FLORENCE: I have been able to support my greengrocery and basket trading businesses from the money I make from basket weaving. I also use this income to support the needs of my family.
What challenges do you face as a working woman?
PENINAH: Sometimes it is difficult to source enough sisal fibre, since the plant is grown in a different region and it can take a while to arrive at our markets. Since I am also a mother and a housewife, my duties – primarily, taking care of my family – have to take precedence over weaving, which means that sometimes I cannot produce as many woven baskets as I would like to.
FLORENCE: Rain, although a massive blessing to farmers and food sellers, impedes basket weaving. When it does rain, weaving must stop so that the crops can be tended to. Likewise, drought also hinders basket production because again weaving must stop so that we can travel further afield than normal to find water.
Has work given you more independence?
PENINAH: Yes! Before I joined our weaving cooperative a few years ago, I used to rely on my husband for everything we needed at home. Back then, I felt I couldn’t even ask him for money for a new pair of shoes because there were just too many more important things for the home that we needed first. But when I started weaving with our cooperative, I had the means to not only help support the family, but also to surprise my husband with new things for him, like a new hat or a pair of trousers.

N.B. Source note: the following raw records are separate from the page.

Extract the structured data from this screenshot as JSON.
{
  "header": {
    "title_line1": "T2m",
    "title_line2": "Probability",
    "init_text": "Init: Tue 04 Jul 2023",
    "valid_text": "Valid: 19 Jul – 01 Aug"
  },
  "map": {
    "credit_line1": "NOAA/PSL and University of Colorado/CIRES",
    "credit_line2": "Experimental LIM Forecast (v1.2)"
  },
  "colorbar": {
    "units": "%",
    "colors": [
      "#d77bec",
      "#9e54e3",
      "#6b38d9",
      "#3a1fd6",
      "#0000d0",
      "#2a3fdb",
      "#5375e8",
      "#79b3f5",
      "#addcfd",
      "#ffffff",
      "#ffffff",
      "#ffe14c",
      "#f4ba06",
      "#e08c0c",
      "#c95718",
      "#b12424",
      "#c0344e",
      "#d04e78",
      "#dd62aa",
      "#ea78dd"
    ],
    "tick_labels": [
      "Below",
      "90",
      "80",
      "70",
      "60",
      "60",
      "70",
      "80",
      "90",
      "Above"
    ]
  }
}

FLORENCE: I never travelled much before, but since we started selling the baskets in Nairobi, I’ve realised how much I enjoy travelling. I am now able to travel all over Kenya with my work, and sometimes I take my family with me. I also don’t have to rely solely on my husband’s income in running my household anymore.
Do you feel successful being part of a growing weaving cooperative?
PENINAH: Yes, I do! Not only because this is the best way to trade with buyers, but also because of the togetherness that comes from doing something you love with friends and people who can relate to and understand what you are going through.
FLORENCE: Yes. We usually contribute part of the sales of our baskets to our cooperative. These contributions have made it possible for us to purchase a piece of land where we intend to construct rental properties or a community centre. Group members can also take out loans from the savings we have.
Thank you to Peninah and Florence for sharing their stories with us. Peninah and Florence belong to the Kenyan weaving cooperatives that produce our popular Linear Fusion range of woven baskets and shoppers.